Bis zu 80 falsche Visa pro Tag sollen der Anfang August im 67. Lebensjahr gestorbene Generalkonsul und ein weiterer ehemaliger Mitarbeiter des Außenministeriums ausgestellt haben. Über 8.000 Fälle umfasst die 123 Seiten starke Anklage von Staatsanwalt Friedrich Alexander Koenig. Neben dem früheren Konsulatsmitarbeiter haben sich fünf Personen vor einem Schöffensenat (Vorsitz: Peter Liebetreu) zu verantworten: Zwei in die Sache verstrickte Unternehmer und drei mutmaßliche Schlepper. Die Anklage lautet auf Amtsmissbrauch bzw. Bestimmung zum Amtsmissbrauch, Bildung einer kriminellen Vereinigung und Schlepperei.
140 Zeugenaussagen geplant
Rund 140 Zeugen sollen in dem Verfahren angehört werden. Der Prozess ist auf mehrere Wochen ausgeschrieben, wobei jeweils montags, mittwochs und freitags verhandelt wird. Die Urteilsverkündung ist nach 20 Verhandlungstagen für den 29. Februar geplant.
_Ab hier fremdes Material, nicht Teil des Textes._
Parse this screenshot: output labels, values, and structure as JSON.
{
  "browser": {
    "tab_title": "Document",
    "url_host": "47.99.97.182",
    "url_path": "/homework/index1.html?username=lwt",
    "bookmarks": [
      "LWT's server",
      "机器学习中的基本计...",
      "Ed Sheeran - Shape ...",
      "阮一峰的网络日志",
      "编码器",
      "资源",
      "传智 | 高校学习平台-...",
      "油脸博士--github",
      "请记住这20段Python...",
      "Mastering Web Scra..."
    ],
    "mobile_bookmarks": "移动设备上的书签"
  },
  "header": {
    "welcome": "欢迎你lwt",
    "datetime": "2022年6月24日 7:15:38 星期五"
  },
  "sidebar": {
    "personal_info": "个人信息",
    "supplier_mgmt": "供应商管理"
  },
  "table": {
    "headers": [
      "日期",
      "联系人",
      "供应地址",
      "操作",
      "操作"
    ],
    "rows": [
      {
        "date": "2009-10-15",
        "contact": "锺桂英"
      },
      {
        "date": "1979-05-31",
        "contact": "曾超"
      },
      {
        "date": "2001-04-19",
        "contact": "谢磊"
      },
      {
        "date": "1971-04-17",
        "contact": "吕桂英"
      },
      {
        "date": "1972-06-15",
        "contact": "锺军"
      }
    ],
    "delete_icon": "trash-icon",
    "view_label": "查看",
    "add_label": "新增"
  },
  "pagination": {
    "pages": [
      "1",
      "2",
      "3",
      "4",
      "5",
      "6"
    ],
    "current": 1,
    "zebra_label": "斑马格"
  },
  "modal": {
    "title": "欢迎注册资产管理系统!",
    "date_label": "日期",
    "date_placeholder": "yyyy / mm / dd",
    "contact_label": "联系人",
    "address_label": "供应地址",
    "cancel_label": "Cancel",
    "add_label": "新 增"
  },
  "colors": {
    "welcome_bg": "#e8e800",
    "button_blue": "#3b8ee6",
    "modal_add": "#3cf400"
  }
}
Im Fall von Schuldsprüchen drohen sämtlichen Angeklagten bis zu fünf Jahre Haft.
In seiner Anklageschrift übt der Staatsanwalt scharfe Kritik am Außenministerium, dem er mangelnde Kontrolle in Bezug auf die Ausstellung von Sichtvermerken durch bestimmte Vertretungsbehörden vorwirft. Das Strafverfahren habe auch die Funktion, "auf die in der Vergangenheit offenbar keinesfalls ausreichenden Kontrollmechanismen der den österreichischen Auslandsvertretungen vorgesetzten Behörden" aufmerksam zu machen, hält Koenig fest: "Den unmittelbar Beteiligten (...) und möglichen unentdeckten oder künftigen Tätern gleicher Art" müsse "mit Nachdruck die Konsequenzen ihres Handelns" vor Augen geführt werden.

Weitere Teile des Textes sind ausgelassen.